This was a gag birthday gift from my friend Tasha. She spent several months in Africa earlier this year, and I’m betting she bought these in the Nakumatt grocery store in Kigali. When I was in Rwanda last summer, I had a good laugh at the condom packages in the checkout line displays at the Nakumatt every time I stopped in there. Bleach blond girls with 80’s style shredded acid-wash short shorts, pictures that look like the covers of Harlequin romance novels from the ’90s. And typos galore, which just add to the giggle factor.
In this particular exemplar, we have a pack of 3 strawberry flavoured, coloured, ribbed willy wraps. Check out that couple laughing in the sunset. Mazungu tourists planning on capping off their stay at Lake Kivu with a strawberry-scented roll in the sand? “Comme j’adore les fraises, mon amour.” Love it.
(This brings to mind a funny story about raiding somebody else’s fruit-scented condom stash, but y’all don’t need to know the details. Safe play was had. Strawberry scent during sex is kinda disturbing. End of story.)

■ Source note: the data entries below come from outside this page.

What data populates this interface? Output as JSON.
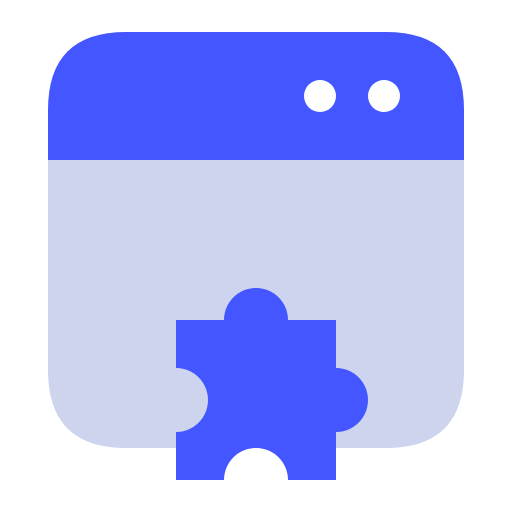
{
  "icon": {
    "name": "browser-extension-icon",
    "colors": {
      "accent": "#4356FF",
      "window_body": "#CED4EE",
      "window_dot": "#FFFFFF",
      "background": "#FFFFFF"
    },
    "window_dots": 2,
    "parts": [
      "window-titlebar",
      "window-body",
      "window-dots",
      "puzzle-piece"
    ]
  }
}
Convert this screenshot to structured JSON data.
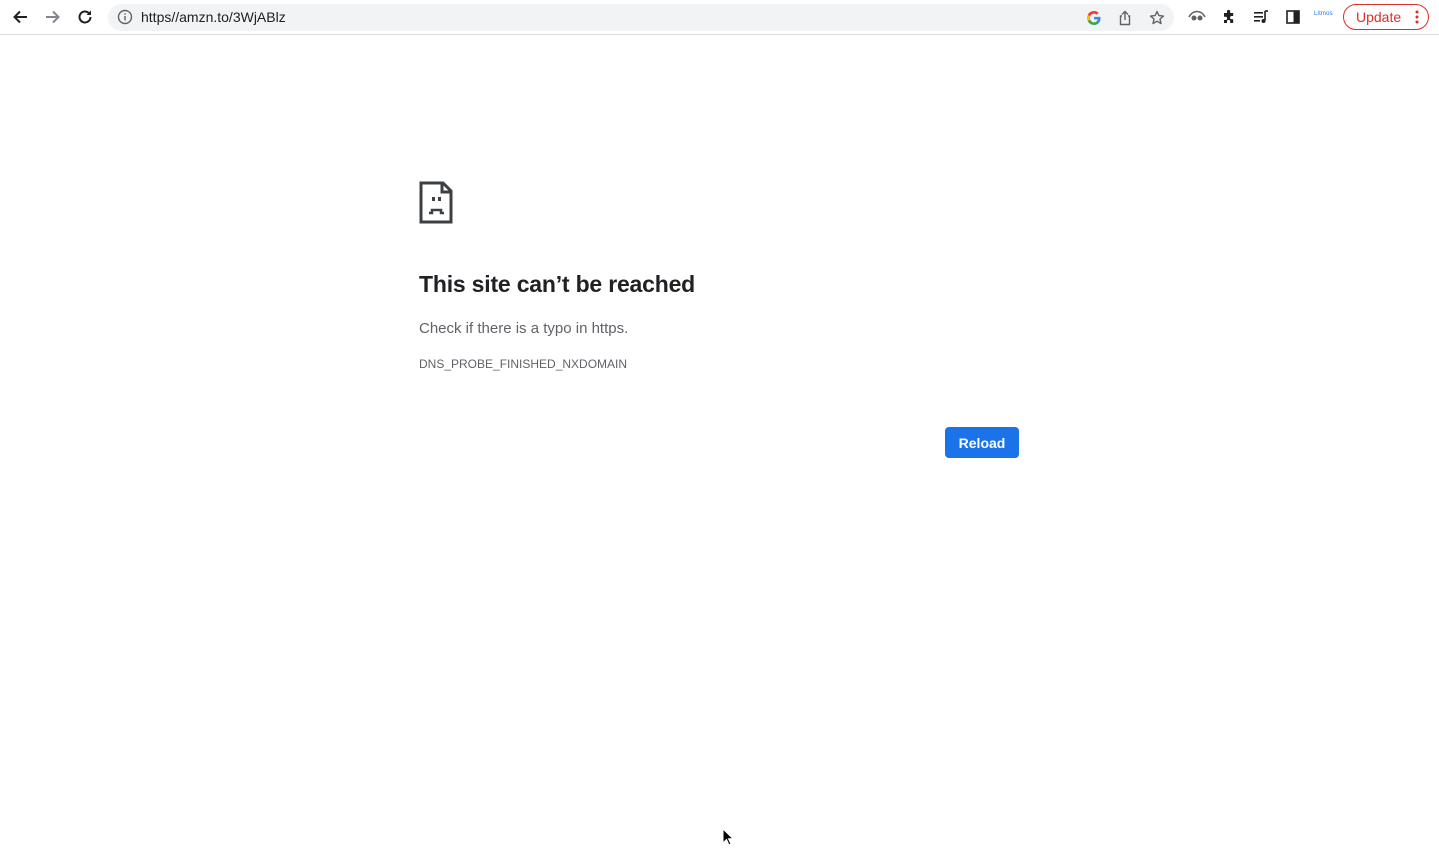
{
  "browser": {
    "url": "https//amzn.to/3WjABlz",
    "update_label": "Update",
    "extension_label": "Litmos",
    "icons": {
      "back": "back-arrow-icon",
      "forward": "forward-arrow-icon",
      "reload": "reload-icon",
      "site_info": "info-icon",
      "google": "google-icon",
      "share": "share-icon",
      "bookmark": "star-icon",
      "extension1": "extension-eye-icon",
      "extensions": "puzzle-icon",
      "media": "media-queue-icon",
      "side_panel": "side-panel-icon",
      "menu": "more-vert-icon"
    }
  },
  "error_page": {
    "title": "This site can’t be reached",
    "subtitle": "Check if there is a typo in https.",
    "error_code": "DNS_PROBE_FINISHED_NXDOMAIN",
    "reload_label": "Reload"
  },
  "colors": {
    "accent": "#1a73e8",
    "update": "#d93025",
    "omnibox_bg": "#f1f3f4"
  }
}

But giggles aside, I wonder what birth control is going to look like in the future, even though my fertile days will be long behind me in 2040 (I will not be doing in vitro when I’m getting the seniors’ discount at the Value Village, I can ASSURE you). In current usage, we have a whole array of ways to prevent the making of babies (the Pill, IUDs, injectables like Depo-Provera, spermicides, sponges), but not too many effective ways of preventing the spread of STIs other than the trusty ol’ love glove, as far as I am aware. (Please enlighten me if I am mistaken.)
And in the future? Will spray-on condoms ever take off? Will spermicides (like the current Nonoxynol-9) be modified to also become effective protection against STIs? Will we have some kind of Star Trekish scanner device that zaps viruses in their tracks? Or will we still be unrolling strawberry-flavoured diving suits?